Sixteen BDCs have reported IVQ 2025 results. The BDC Reporter has compiled much of the key data in its Performance Table, and in this article we discuss our findings and what they might augur for the rest of the earnings season.

INTRODUCTION

BDC earnings season reached the three-week mark on Friday last, with 16 of the 46 public BDCs that the BDC Reporter tracks having reported their results in full. We’ve read all the earnings releases, investor presentations, quarterly/annual filings and conference call transcripts available and rated the financial performance of every BDC on our 1 to 5 scale. Remember that a 1 rating indicates that a BDC has outperformed reasonable expectations as evidenced in key metrics such as AUM growth, earnings per share, credit results and changes in net asset value per share (NAVPS). A 2 rating is for BDCs meeting expectations, while 3 through 5 are varying degrees of under-performance. The ratings are specific only to the quarter in question and are unaffected by how well or poorly performance was in prior quarters or over the medium or long term. A BDC could get a rating of 5 in one quarter and a 1 in the next, and vice versa. These are performance snapshots, not full assessments.

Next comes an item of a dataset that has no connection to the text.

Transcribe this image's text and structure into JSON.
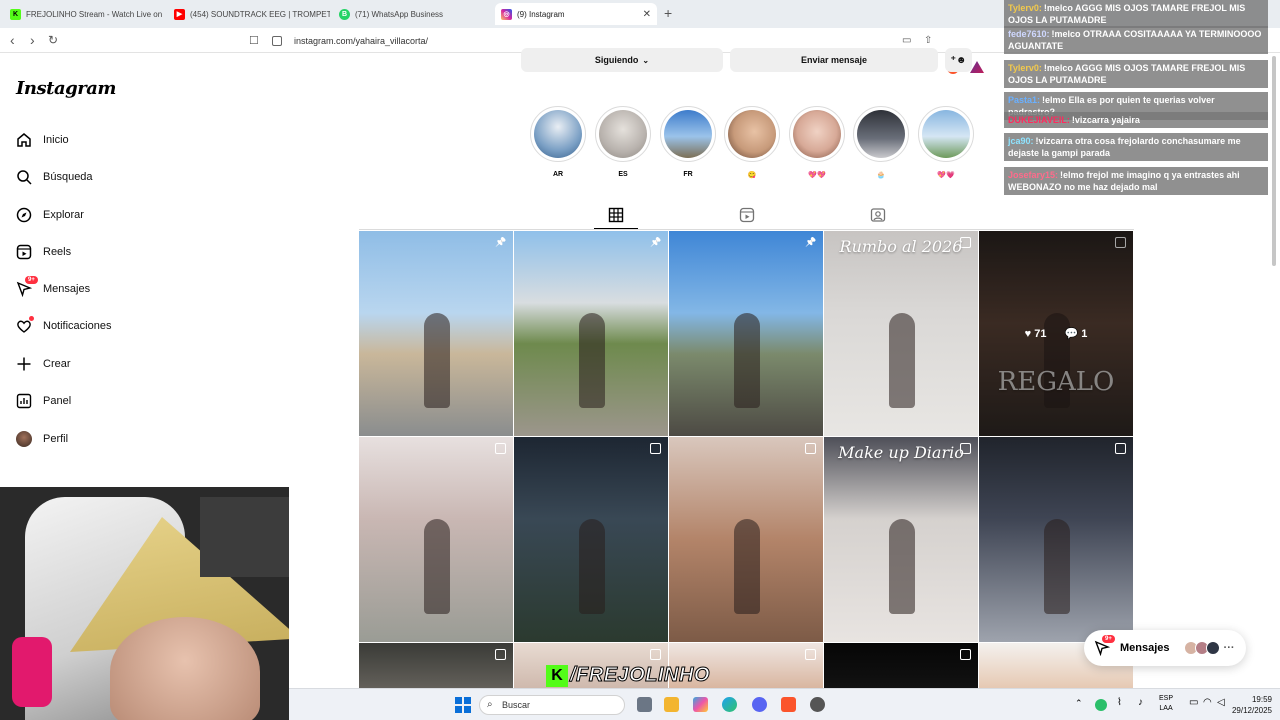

Readers can check out the BDC Performance Table for most of the metrics we’ll discuss here. For a one-paragraph summary of each BDC’s results, see the Individual BDC Performance Table. Here’s a PDF version for anyone interested, but you can also find a link to these summaries in the BDC Performance Table as well. 


FINDINGS

Coverage

There’s a wealth of data here which can be sliced and diced in any number of ways. At a 36,000-foot level, we’d start by pointing out that the BDCs involved account for nearly $100bn of investment assets at cost and FMV, representing about 57% of the total universe we cover. The BDCs serve all the key markets: lower, middle and upper, as well as venture debt and include players involved in multiple market segments. The BDCs come in all sizes, with portfolios as small as $325mn to as much as $29bn. This is a representative cross-section of the public BDC universe.

Expected

Expectations going into the IVQ 2025 were relatively muted as three rate cuts late in 2025 promised to weigh on the period’s investment income and net earnings. Although the final quarter of the year is typically busy, a still lacklustre M&A environment was expected to keep a lid on new transactions and refinancings, but these can vary widely from BDC to BDC. Spreads have flattened out for some time since the Golden Years, and that trend was expected to continue, which meant we were expecting most of the likely drop in portfolio yields to come principally from lower rates and the cumulative effect of replacing wider spread loans with new, narrower ones. Credit-wise, we expected only a modest impact on BDC portfolios, in line with the relatively favourable conditions that have become the norm in the past two years - aided by a still growing economy, the benefit to borrowers of the gradually lower rate environment and the very borrower-friendly environment. 

Outcome

While only 2 BDCs managed to perform better than expectations ( Hercules Capital and Saratoga Investment), 5 performed in line. Together, that’s just short of half the BDCs reviewed performing as one would hope or better.  Less auspiciously, that leaves 9 BDCs underperforming to varying degrees. Thankfully, most of these only stepped down one step to a rating of 3. Generally speaking, the main black mark applied was for higher than usual losses, mostly unrealised.